E assim continuamos, ou melhor dizendo, assim tentei passar da primeira sílaba da resposta à tal intrigante pergunta. Como conseguir, se logo depois ele conversou ternamente com "docinho"? A seguir, tive a ventura de conhecer as medidas imprescindíveis para o aprimoramento da seleção brasileira de futebol, tema de novo e animado diálogo com alguma outra autoridade no assunto. Finalmente, após a quinta ou sexta tentativa frustrada em transmitir o que este grande talento pensava a respeito de si, arrisquei no tom amistoso que empregaria, ao descobrir terem se esgotados os ingressos para os quais estivera aguardando horas na fila (debaixo de chuva, só para sublinhar a gentileza do meu tom):

– Se o senhor estiver realmente interessado em conhecer a minha opinião a meu respeito, sugiro que largue o telefone. Se não foi um primor em termos de diplomacia ao menos era a primeira fala espontânea de minha autoria naquela sala.
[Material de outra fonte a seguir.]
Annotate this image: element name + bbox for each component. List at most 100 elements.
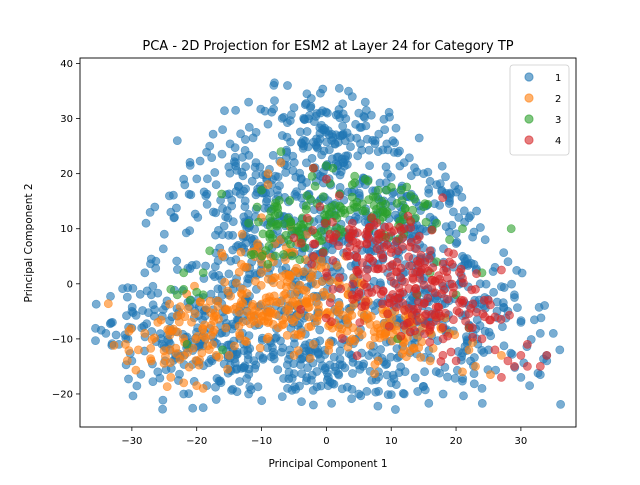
data-point-series-3	[244, 218, 253, 228]
data-point-series-4	[477, 334, 487, 344]
data-point-series-4	[437, 289, 446, 298]
data-point-series-1	[213, 225, 223, 235]
data-point-series-3	[286, 217, 296, 227]
y-tick-label: 30	[60, 114, 73, 125]
data-point-series-2	[205, 296, 215, 306]
data-point-series-4	[458, 273, 467, 283]
data-point-series-4	[496, 265, 506, 275]
data-point-series-1	[312, 134, 321, 144]
data-point-series-1	[302, 89, 312, 99]
data-point-series-4	[456, 264, 466, 274]
data-point-series-1	[288, 166, 298, 175]
data-point-series-4	[358, 258, 367, 268]
data-point-series-1	[555, 345, 565, 355]
data-point-series-4	[412, 235, 422, 245]
data-point-series-1	[232, 349, 242, 359]
data-point-series-4	[296, 238, 306, 248]
data-point-series-1	[352, 133, 362, 143]
data-point-series-3	[347, 192, 357, 202]
data-point-series-1	[370, 139, 380, 149]
legend-label: 2	[555, 94, 561, 105]
data-point-series-4	[408, 268, 418, 278]
data-point-series-1	[382, 370, 392, 380]
y-axis-label: Principal Component 2	[23, 183, 35, 302]
data-point-series-1	[388, 136, 398, 146]
x-tick-label: 0	[323, 436, 329, 447]
data-point-series-1	[336, 167, 346, 176]
data-point-series-1	[210, 168, 220, 177]
data-point-series-1	[224, 189, 234, 199]
data-point-series-2	[290, 330, 300, 339]
data-point-series-1	[341, 114, 351, 123]
data-point-series-2	[237, 229, 247, 239]
data-point-series-4	[352, 351, 362, 361]
data-point-series-2	[229, 304, 238, 314]
data-point-series-3	[257, 185, 266, 195]
data-point-series-1	[269, 350, 279, 360]
data-point-series-3	[281, 230, 291, 240]
data-point-series-1	[469, 369, 479, 378]
data-point-series-4	[431, 316, 441, 325]
data-point-series-3	[302, 191, 312, 201]
data-point-series-4	[321, 268, 331, 278]
data-point-series-2	[376, 326, 385, 335]
data-point-series-2	[357, 330, 367, 339]
data-point-series-1	[211, 180, 221, 190]
data-point-series-4	[296, 305, 306, 314]
data-point-series-4	[321, 174, 331, 184]
data-point-series-1	[338, 99, 348, 109]
data-point-series-4	[389, 278, 399, 288]
data-point-series-1	[347, 92, 357, 101]
data-point-series-1	[477, 398, 487, 408]
data-point-series-1	[322, 375, 332, 385]
data-point-series-1	[289, 103, 299, 112]
data-point-series-1	[237, 167, 247, 177]
legend-marker	[524, 72, 534, 82]
data-point-series-1	[218, 204, 227, 213]
data-point-series-1	[360, 97, 370, 107]
data-point-series-1	[158, 404, 167, 414]
data-point-series-1	[359, 359, 369, 369]
data-point-series-3	[172, 290, 182, 300]
data-point-series-2	[417, 337, 427, 347]
data-point-series-1	[268, 150, 278, 160]
data-point-series-1	[318, 84, 328, 94]
data-point-series-1	[312, 367, 322, 376]
data-point-series-3	[347, 180, 357, 190]
data-point-series-2	[263, 332, 273, 342]
data-point-series-1	[432, 180, 441, 190]
data-point-series-3	[265, 229, 275, 239]
data-point-series-2	[299, 285, 309, 295]
data-point-series-3	[264, 241, 274, 251]
data-point-series-2	[183, 304, 193, 314]
data-point-series-3	[349, 199, 359, 209]
data-point-series-1	[459, 206, 469, 216]
data-point-series-1	[150, 202, 160, 212]
data-point-series-2	[264, 296, 274, 306]
data-point-series-1	[499, 248, 509, 257]
data-point-series-4	[335, 273, 344, 282]
data-point-series-4	[542, 350, 552, 360]
x-tick-label: 30	[515, 436, 528, 447]
data-point-series-1	[201, 191, 211, 201]
data-point-series-3	[324, 209, 334, 219]
data-point-series-4	[391, 267, 401, 277]
data-point-series-1	[325, 360, 335, 370]
data-point-series-3	[432, 218, 441, 228]
data-point-series-2	[486, 370, 495, 379]
data-point-series-1	[244, 389, 253, 399]
data-point-series-3	[265, 213, 275, 223]
data-point-series-4	[362, 265, 372, 275]
data-point-series-1	[244, 150, 254, 160]
data-point-series-1	[322, 137, 331, 147]
data-point-series-1	[393, 148, 403, 158]
data-point-series-1	[185, 226, 195, 235]
data-point-series-1	[242, 374, 252, 383]
data-point-series-3	[458, 224, 467, 234]
data-point-series-1	[267, 107, 277, 117]
data-point-series-1	[272, 185, 282, 195]
points-layer	[91, 78, 565, 414]
data-point-series-3	[307, 171, 317, 181]
data-point-series-4	[308, 251, 318, 261]
data-point-series-1	[365, 161, 374, 170]
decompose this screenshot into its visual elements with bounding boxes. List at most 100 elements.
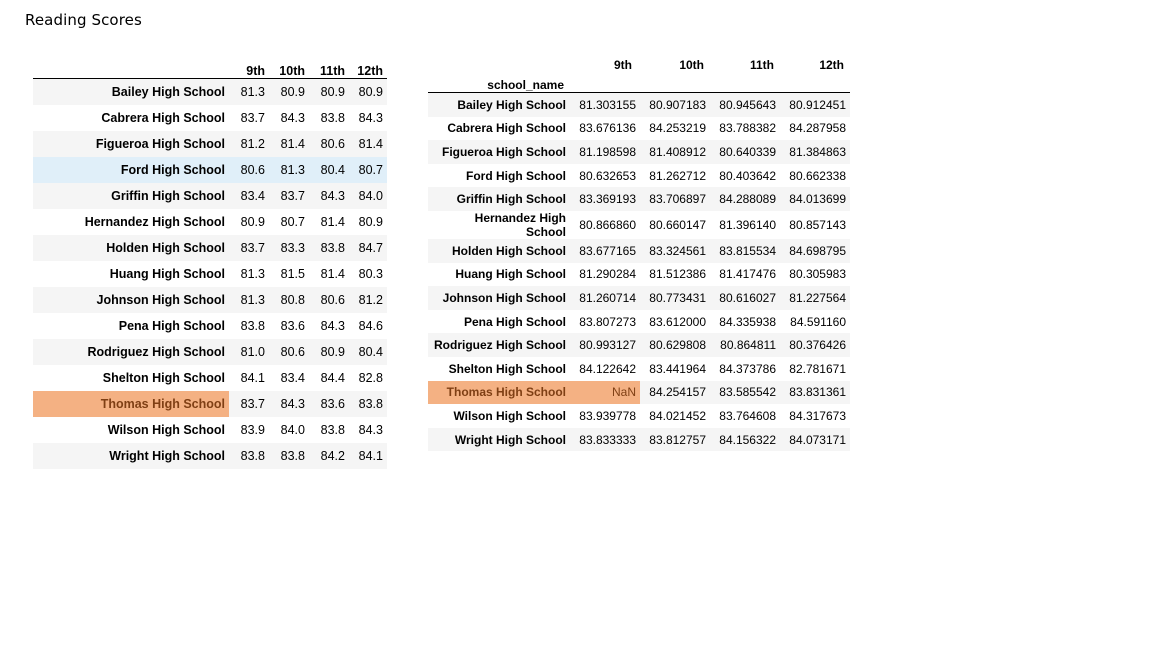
table-cell: 84.373786 (719, 361, 776, 376)
table-cell: 83.8 (320, 111, 345, 125)
table-cell: 84.3 (358, 111, 383, 125)
table-cell: 84.3 (280, 397, 305, 411)
table-cell: 84.3 (358, 423, 383, 437)
table-cell: 84.3 (280, 111, 305, 125)
table-cell: 80.945643 (719, 97, 776, 112)
table-cell: 80.9 (320, 345, 345, 359)
header-row: 9th 10th 11th 12th (33, 56, 387, 79)
table-row: Cabrera High School 83.7 84.3 83.8 84.3 (33, 105, 387, 131)
table-cell: 80.305983 (789, 267, 846, 282)
table-cell: 83.8 (320, 241, 345, 255)
row-header-school: Johnson High School (96, 293, 225, 307)
table-cell: 80.7 (358, 163, 383, 177)
table-cell: 80.9 (280, 85, 305, 99)
table-cell: 81.227564 (789, 290, 846, 305)
table-cell: 83.7 (240, 111, 265, 125)
table-cell: 80.640339 (719, 144, 776, 159)
table-cell: 81.4 (280, 137, 305, 151)
table-cell: 80.857143 (789, 217, 846, 232)
table-cell: 83.6 (280, 319, 305, 333)
table-cell: 84.156322 (719, 432, 776, 447)
table-cell: 81.198598 (579, 144, 636, 159)
table-cell: 80.403642 (719, 168, 776, 183)
index-name-row: school_name (428, 72, 850, 93)
table-cell: 80.8 (280, 293, 305, 307)
table-cell: 81.3 (240, 85, 265, 99)
table-cell: 81.0 (240, 345, 265, 359)
column-header: 10th (679, 58, 704, 72)
table-cell: 80.6 (320, 137, 345, 151)
row-header-school: Huang High School (455, 267, 566, 282)
table-cell: 84.073171 (789, 432, 846, 447)
index-header-blank (428, 56, 570, 72)
table-cell: 84.1 (240, 371, 265, 385)
table-cell: 84.7 (358, 241, 383, 255)
table-row: Rodriguez High School 81.0 80.6 80.9 80.4 (33, 339, 387, 365)
table-cell: 83.7 (240, 241, 265, 255)
table-cell: 80.773431 (649, 290, 706, 305)
table-cell: 84.0 (358, 189, 383, 203)
table-row: Ford High School 80.632653 81.262712 80.403… (428, 163, 850, 188)
table-cell: 80.4 (358, 345, 383, 359)
column-header: 9th (229, 56, 269, 79)
blank-header-cell (780, 72, 850, 93)
table-cell: 83.3 (280, 241, 305, 255)
table-header: 9th 10th 11th 12th school_name (428, 56, 850, 93)
table-cell: 80.866860 (579, 217, 636, 232)
table-row: Shelton High School 84.122642 83.441964 84.… (428, 356, 850, 381)
row-header-school: Wilson High School (453, 408, 566, 423)
table-row: Rodriguez High School 80.993127 80.629808 8… (428, 333, 850, 357)
column-header: 10th (269, 56, 309, 79)
table-cell: 80.9 (320, 85, 345, 99)
table-cell: 83.4 (240, 189, 265, 203)
table-row: Huang High School 81.3 81.5 81.4 80.3 (33, 261, 387, 287)
row-header-school: Bailey High School (457, 97, 566, 112)
table-cell: 83.788382 (719, 121, 776, 136)
table-cell: 83.812757 (649, 432, 706, 447)
table-cell: 81.408912 (649, 144, 706, 159)
row-header-school: Ford High School (120, 163, 225, 177)
table-cell: 81.303155 (579, 97, 636, 112)
table-row: Ford High School 80.6 81.3 80.4 80.7 (33, 157, 387, 183)
table-cell: 83.833333 (579, 432, 636, 447)
row-header-school: Shelton High School (102, 371, 225, 385)
table-row: Thomas High School 83.7 84.3 83.6 83.8 (33, 391, 387, 417)
table-cell: 84.287958 (789, 121, 846, 136)
row-header-school: Bailey High School (111, 85, 225, 99)
table-cell: 81.262712 (649, 168, 706, 183)
table-cell: 84.021452 (649, 408, 706, 423)
table-row: Wilson High School 83.939778 84.021452 83.7… (428, 404, 850, 428)
table-cell: 80.632653 (579, 168, 636, 183)
table-cell: 83.324561 (649, 243, 706, 258)
column-header: 11th (309, 56, 349, 79)
rounded-reading-scores-table: 9th 10th 11th 12th Bailey High School 81.… (33, 56, 387, 469)
table-cell: 81.290284 (579, 267, 636, 282)
table-cell: 83.585542 (719, 385, 776, 400)
table-cell: 80.9 (358, 85, 383, 99)
table-cell: 80.616027 (719, 290, 776, 305)
table-cell: 83.831361 (789, 385, 846, 400)
table-body: Bailey High School 81.303155 80.907183 80.9… (428, 92, 850, 452)
table-cell: 82.8 (358, 371, 383, 385)
blank-header-cell (710, 72, 780, 93)
table-cell: 83.612000 (649, 314, 706, 329)
table-cell: 84.253219 (649, 121, 706, 136)
row-header-school: Holden High School (106, 241, 225, 255)
row-header-school: Thomas High School (33, 391, 229, 417)
table-cell: 83.7 (240, 397, 265, 411)
table-cell: 83.815534 (719, 243, 776, 258)
table-cell: 83.369193 (579, 192, 636, 207)
table-row: Cabrera High School 83.676136 84.253219 83.… (428, 116, 850, 141)
table-cell: 81.260714 (579, 290, 636, 305)
table-cell: 80.9 (240, 215, 265, 229)
table-cell: 80.6 (240, 163, 265, 177)
table-cell: 83.7 (280, 189, 305, 203)
table-cell: 82.781671 (789, 361, 846, 376)
table-cell: 81.396140 (719, 217, 776, 232)
table-cell: 83.8 (240, 319, 265, 333)
table-cell: 84.6 (358, 319, 383, 333)
table-cell: 80.376426 (789, 338, 846, 353)
table-cell: 81.3 (240, 267, 265, 281)
table-row: Griffin High School 83.4 83.7 84.3 84.0 (33, 183, 387, 209)
table-cell: 80.629808 (649, 338, 706, 353)
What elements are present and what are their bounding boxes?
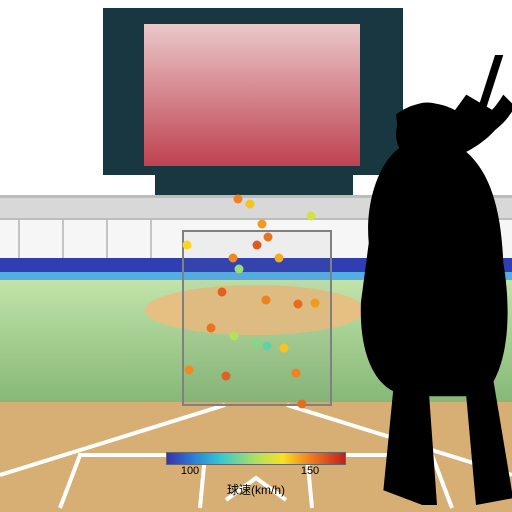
pitch-marker [292,369,301,378]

– Meu jovem. Essa é uma forma de testá-lo. Na sua atividade profissional lidará com altos executivos ocupadíssimos e deverá saber ser flexível. Percebe?

– Perfeitamente, senhor, procurarei me lembrar disto quando estiver lidando com um alto executivo...

Desnecessário dizer que ele nunca soube qual a minha opinião a respeito de mim mesmo e eu não entrei na GRANDE EMPRESA. Provavelmente foi bom para todos nós.